The ability of organized labor to spend money on political issues recently took a hit from the Supreme Court.
The case, Knox v. Service Employees International Union, Local 1000, asked whether a local union needed to send out a notice before deducting certain fees from the paychecks of non-union members covered by SEIU-negotiated contracts. The fees in question constituted a "special assessment" to help challenge two California state ballot referendums in 2005. In a 7-2 ruling, the court on June 21 concluded that the public sector union did not give proper notice to non-union members before making the deductions.
"The court's opinion makes clear its displeasure with 60 years of precedent on the dues issue, which have placed the burden on employees who object [to political spending] to opt out," said William Gould, who from 1994 to 1998 chaired the National Labor Relations Board, the federal agency that governs labor relations in the private sector. "This decision is an invitation to litigate this issue."

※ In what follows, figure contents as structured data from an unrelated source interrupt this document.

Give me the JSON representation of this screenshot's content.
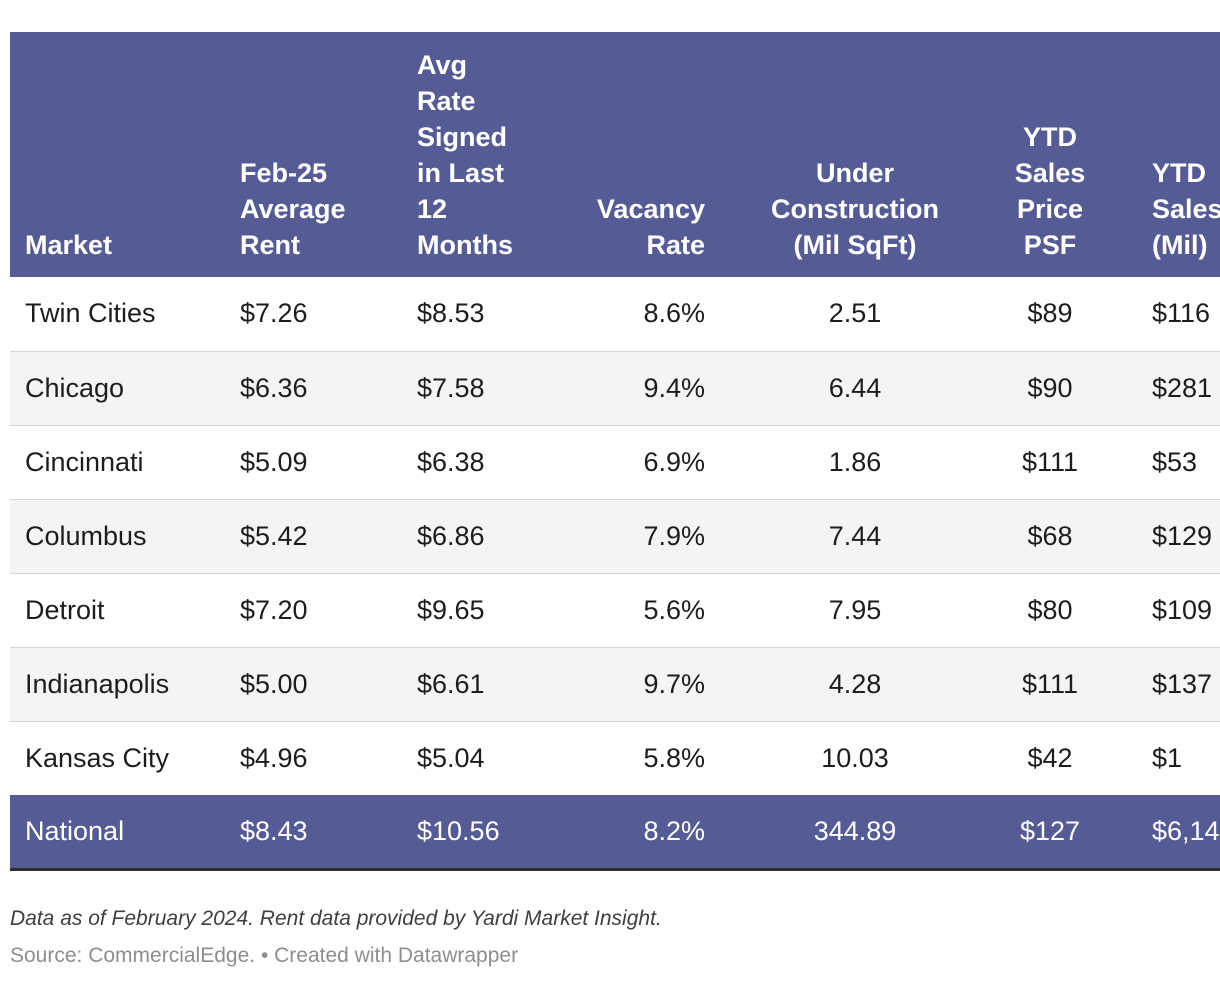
{
  "colors": {
    "header_bg": "#555C95",
    "total_row_bg": "#555C95",
    "header_text": "#FFFFFF",
    "body_text": "#1D1D1D",
    "stripe_bg": "#F4F4F4",
    "separator": "#D6D6D6",
    "bottom_border": "#2E2E2E",
    "notes_text": "#3F3F3F",
    "source_text": "#8E8E8E"
  },
  "chart_data": {
    "type": "table",
    "headers": [
      "Market",
      "Feb-25\nAverage\nRent",
      "Avg\nRate\nSigned\nin Last\n12\nMonths",
      "Vacancy\nRate",
      "Under\nConstruction\n(Mil SqFt)",
      "YTD\nSales\nPrice\nPSF",
      "YTD\nSales\n(Mil)"
    ],
    "rows": [
      {
        "highlight": false,
        "cells": [
          "Twin Cities",
          "$7.26",
          "$8.53",
          "8.6%",
          "2.51",
          "$89",
          "$116"
        ]
      },
      {
        "highlight": false,
        "cells": [
          "Chicago",
          "$6.36",
          "$7.58",
          "9.4%",
          "6.44",
          "$90",
          "$281"
        ]
      },
      {
        "highlight": false,
        "cells": [
          "Cincinnati",
          "$5.09",
          "$6.38",
          "6.9%",
          "1.86",
          "$111",
          "$53"
        ]
      },
      {
        "highlight": false,
        "cells": [
          "Columbus",
          "$5.42",
          "$6.86",
          "7.9%",
          "7.44",
          "$68",
          "$129"
        ]
      },
      {
        "highlight": false,
        "cells": [
          "Detroit",
          "$7.20",
          "$9.65",
          "5.6%",
          "7.95",
          "$80",
          "$109"
        ]
      },
      {
        "highlight": false,
        "cells": [
          "Indianapolis",
          "$5.00",
          "$6.61",
          "9.7%",
          "4.28",
          "$111",
          "$137"
        ]
      },
      {
        "highlight": false,
        "cells": [
          "Kansas City",
          "$4.96",
          "$5.04",
          "5.8%",
          "10.03",
          "$42",
          "$1"
        ]
      },
      {
        "highlight": true,
        "cells": [
          "National",
          "$8.43",
          "$10.56",
          "8.2%",
          "344.89",
          "$127",
          "$6,14"
        ]
      }
    ],
    "notes": "Data as of February 2024. Rent data provided by Yardi Market Insight.",
    "source": "Source: CommercialEdge.",
    "credit_separator": " • ",
    "credit": "Created with Datawrapper"
  }
}
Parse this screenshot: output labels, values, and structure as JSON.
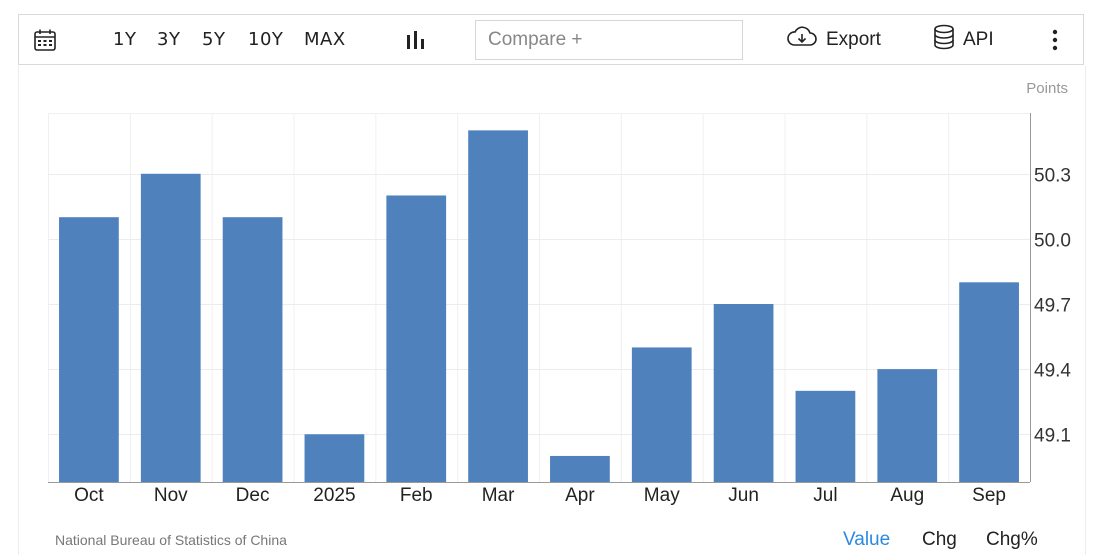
{
  "toolbar": {
    "calendar_icon": "calendar-icon",
    "ranges": [
      "1Y",
      "3Y",
      "5Y",
      "10Y",
      "MAX"
    ],
    "chart_type_icon": "bar-chart-icon",
    "compare_placeholder": "Compare +",
    "export_label": "Export",
    "export_icon": "cloud-download-icon",
    "api_label": "API",
    "api_icon": "database-icon",
    "more_icon": "more-vertical-icon"
  },
  "chart_data": {
    "type": "bar",
    "categories": [
      "Oct",
      "Nov",
      "Dec",
      "2025",
      "Feb",
      "Mar",
      "Apr",
      "May",
      "Jun",
      "Jul",
      "Aug",
      "Sep"
    ],
    "values": [
      50.1,
      50.3,
      50.1,
      49.1,
      50.2,
      50.5,
      49.0,
      49.5,
      49.7,
      49.3,
      49.4,
      49.8
    ],
    "yticks": [
      "50.3",
      "50.0",
      "49.7",
      "49.4",
      "49.1"
    ],
    "ylim": [
      48.88,
      50.58
    ],
    "ylabel": "Points",
    "bar_color": "#4f81bd",
    "grid": true
  },
  "footer": {
    "source": "National Bureau of Statistics of China",
    "tabs": [
      "Value",
      "Chg",
      "Chg%"
    ],
    "active_tab": "Value",
    "active_color": "#2a8ae2"
  }
}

Although the Knox case involved special assessments on non-union members, Gould said, the Supreme Court’s reasoning suggests that it could be applied to all union dues that fund political spending paid by non-members. The next time that a union goes through the standard process of notifying non-members they have the ability to opt out, the union may well be met with a legal challenge, warned Gould. "[This decision] indicates that if these five [justices] are there when these cases come back to the Court, that the Court will decide these cases adversely to unions," he said.